As water flows down hill
children who reject their parents will
discover they reflect them still.

Certainly my interest in their histories is an obverse reflection of their unwillingness “to rake up all that stuff.” Like many people, they were too modest to think their personal lives counted as “history.” What counted was “the future.” Having been shown some ruins by a tour guide, they wrote in their journal that they had “seen history,” and it was “interesting up to a point.” But not nearly as interesting as a tour of a farm or factory.

Somewhere in India, they were caught in a traffic jam. Radiators overheated. Their driver stood before the raised hood of their car gazing at the engine. Dusty, blank-eyed pedestrians shuffled by, balancing on one shoulder a pole with packages at either end. Other people passed with pots or bags on their heads. People wearing nightshirts peered into the windows of the stopped car. The tourists inside the cars stared back. Of this adventure, Herb wrote:

Much later we got back to our hotel. Mary Ellen telling the story said, ‘Gee, I was sure glad Oliver (that was our tour director) was there.’ Well I may be her protector the next time.

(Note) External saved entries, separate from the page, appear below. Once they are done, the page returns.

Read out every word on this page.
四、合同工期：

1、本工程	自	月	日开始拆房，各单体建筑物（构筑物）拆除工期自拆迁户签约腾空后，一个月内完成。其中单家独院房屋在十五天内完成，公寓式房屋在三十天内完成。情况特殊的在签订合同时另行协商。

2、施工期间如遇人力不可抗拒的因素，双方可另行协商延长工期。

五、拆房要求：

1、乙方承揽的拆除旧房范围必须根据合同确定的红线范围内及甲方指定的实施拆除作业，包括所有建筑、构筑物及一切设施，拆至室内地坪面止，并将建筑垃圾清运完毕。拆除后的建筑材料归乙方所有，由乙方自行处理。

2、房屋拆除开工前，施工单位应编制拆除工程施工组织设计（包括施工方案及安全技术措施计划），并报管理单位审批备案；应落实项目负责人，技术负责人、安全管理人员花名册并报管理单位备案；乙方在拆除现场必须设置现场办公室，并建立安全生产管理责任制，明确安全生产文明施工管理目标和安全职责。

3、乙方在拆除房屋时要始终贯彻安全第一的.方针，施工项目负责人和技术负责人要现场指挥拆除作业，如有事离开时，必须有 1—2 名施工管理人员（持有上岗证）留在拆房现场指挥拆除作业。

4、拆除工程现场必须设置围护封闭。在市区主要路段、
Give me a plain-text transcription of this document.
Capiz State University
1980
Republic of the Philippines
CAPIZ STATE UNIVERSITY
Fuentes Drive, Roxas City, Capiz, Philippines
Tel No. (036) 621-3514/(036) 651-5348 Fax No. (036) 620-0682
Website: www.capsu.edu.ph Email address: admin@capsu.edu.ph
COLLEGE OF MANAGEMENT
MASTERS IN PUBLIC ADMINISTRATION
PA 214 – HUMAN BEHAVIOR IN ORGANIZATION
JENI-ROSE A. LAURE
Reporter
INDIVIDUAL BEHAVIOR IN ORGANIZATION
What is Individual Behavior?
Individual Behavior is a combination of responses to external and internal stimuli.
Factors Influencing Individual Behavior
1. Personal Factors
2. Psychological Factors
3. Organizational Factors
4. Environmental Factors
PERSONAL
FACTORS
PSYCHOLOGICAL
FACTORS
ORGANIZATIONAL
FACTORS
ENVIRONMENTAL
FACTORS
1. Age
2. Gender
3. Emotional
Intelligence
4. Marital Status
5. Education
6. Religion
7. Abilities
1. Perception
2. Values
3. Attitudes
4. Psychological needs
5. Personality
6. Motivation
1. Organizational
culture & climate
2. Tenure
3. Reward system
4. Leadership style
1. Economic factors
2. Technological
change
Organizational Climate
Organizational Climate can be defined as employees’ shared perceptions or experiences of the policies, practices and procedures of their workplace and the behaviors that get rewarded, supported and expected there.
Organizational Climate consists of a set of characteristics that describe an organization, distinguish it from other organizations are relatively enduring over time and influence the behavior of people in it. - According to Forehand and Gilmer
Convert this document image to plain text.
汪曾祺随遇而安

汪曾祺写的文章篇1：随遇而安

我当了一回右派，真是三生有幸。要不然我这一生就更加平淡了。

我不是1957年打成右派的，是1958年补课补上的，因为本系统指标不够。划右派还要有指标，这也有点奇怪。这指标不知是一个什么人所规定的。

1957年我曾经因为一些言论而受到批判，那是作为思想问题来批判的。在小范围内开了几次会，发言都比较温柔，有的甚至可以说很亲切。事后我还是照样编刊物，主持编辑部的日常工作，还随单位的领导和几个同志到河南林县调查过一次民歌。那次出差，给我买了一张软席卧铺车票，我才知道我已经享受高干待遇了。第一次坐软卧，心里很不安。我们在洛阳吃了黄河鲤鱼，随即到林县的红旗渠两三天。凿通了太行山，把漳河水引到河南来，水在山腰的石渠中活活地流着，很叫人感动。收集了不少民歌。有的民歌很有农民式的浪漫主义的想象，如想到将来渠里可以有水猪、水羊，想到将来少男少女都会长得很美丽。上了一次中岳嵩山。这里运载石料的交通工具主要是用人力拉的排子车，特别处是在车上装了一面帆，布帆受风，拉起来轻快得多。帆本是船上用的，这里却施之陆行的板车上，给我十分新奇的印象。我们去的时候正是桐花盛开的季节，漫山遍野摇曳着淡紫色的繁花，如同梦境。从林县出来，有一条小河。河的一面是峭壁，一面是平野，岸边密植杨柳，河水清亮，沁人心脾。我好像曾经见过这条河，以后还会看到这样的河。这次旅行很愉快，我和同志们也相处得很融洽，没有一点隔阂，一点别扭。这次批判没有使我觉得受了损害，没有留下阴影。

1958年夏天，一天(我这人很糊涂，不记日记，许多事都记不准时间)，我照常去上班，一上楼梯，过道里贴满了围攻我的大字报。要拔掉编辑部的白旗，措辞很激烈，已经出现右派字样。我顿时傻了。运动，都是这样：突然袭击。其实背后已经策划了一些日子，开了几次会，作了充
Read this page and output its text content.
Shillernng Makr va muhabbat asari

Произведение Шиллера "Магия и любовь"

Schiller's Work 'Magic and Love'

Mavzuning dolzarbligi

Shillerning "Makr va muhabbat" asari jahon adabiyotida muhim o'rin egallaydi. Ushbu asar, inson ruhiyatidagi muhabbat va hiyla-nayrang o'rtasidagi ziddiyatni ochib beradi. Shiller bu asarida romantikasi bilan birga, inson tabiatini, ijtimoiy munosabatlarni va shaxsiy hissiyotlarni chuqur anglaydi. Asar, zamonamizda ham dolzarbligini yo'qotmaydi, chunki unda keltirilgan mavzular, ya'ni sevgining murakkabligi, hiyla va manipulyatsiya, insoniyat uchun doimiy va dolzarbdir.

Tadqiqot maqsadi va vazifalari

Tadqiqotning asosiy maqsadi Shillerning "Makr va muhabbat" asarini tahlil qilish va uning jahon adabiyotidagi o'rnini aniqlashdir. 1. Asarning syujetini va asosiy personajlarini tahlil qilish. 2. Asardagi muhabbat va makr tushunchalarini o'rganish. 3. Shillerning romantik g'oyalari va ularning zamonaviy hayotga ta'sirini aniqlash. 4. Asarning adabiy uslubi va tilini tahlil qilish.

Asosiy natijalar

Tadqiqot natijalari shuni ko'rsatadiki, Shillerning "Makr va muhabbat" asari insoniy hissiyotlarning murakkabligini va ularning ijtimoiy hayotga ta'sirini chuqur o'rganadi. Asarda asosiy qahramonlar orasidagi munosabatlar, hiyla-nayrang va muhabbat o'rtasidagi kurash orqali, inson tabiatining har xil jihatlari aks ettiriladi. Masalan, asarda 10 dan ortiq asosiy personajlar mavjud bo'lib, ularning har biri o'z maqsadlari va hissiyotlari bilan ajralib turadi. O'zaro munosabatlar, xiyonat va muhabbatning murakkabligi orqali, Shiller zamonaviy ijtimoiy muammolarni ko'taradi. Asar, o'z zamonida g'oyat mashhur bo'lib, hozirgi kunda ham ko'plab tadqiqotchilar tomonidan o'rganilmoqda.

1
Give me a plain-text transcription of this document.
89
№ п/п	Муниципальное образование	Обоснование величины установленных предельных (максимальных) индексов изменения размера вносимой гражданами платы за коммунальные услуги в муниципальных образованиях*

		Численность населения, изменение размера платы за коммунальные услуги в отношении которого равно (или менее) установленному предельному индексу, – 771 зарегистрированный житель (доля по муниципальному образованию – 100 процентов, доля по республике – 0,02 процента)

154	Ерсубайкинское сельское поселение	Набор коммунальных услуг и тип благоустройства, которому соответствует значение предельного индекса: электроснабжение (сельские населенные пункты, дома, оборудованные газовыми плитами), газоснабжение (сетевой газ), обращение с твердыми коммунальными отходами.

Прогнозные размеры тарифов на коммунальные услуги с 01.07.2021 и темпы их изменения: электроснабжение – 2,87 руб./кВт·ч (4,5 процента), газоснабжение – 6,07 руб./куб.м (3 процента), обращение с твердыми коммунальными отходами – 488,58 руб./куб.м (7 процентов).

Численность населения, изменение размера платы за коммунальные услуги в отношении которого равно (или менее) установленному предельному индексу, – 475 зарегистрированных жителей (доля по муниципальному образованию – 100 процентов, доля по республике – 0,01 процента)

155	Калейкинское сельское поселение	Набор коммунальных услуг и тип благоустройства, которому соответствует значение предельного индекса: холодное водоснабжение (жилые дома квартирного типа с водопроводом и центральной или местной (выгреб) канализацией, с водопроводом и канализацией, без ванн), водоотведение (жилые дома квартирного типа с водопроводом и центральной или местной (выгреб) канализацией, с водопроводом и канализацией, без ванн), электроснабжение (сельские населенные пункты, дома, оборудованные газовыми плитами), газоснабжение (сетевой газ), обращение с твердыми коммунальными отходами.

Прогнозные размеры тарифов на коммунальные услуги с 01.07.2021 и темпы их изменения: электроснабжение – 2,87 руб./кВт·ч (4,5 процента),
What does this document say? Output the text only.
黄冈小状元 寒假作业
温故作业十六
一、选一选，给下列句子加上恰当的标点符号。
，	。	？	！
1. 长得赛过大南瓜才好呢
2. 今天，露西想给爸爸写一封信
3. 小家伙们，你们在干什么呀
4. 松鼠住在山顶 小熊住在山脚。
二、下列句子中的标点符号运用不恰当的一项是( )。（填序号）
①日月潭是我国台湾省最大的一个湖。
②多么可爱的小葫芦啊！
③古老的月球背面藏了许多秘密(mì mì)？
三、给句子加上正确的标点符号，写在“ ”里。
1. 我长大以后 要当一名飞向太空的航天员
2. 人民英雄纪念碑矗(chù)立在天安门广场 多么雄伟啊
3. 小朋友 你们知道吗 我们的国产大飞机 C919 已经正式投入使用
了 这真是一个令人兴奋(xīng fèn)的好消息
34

He seems to be thinking out loud and to be addressing himself—but he knew she would read his words. So they were really addressed to her. He wanted her to know he’d been hurt when she told those people that she was relying on their tour director instead of on him. This wasn’t the kind of thing he could say to her directly. There was a lot they couldn’t say directly, not to each other, and not to their children. So they found indirect ways to say things without always knowing exactly what they meant to say or what they expected by way of reply. This created a dense, often tense atmosphere in our family that, though fraught with meaning, was often incomprehensible.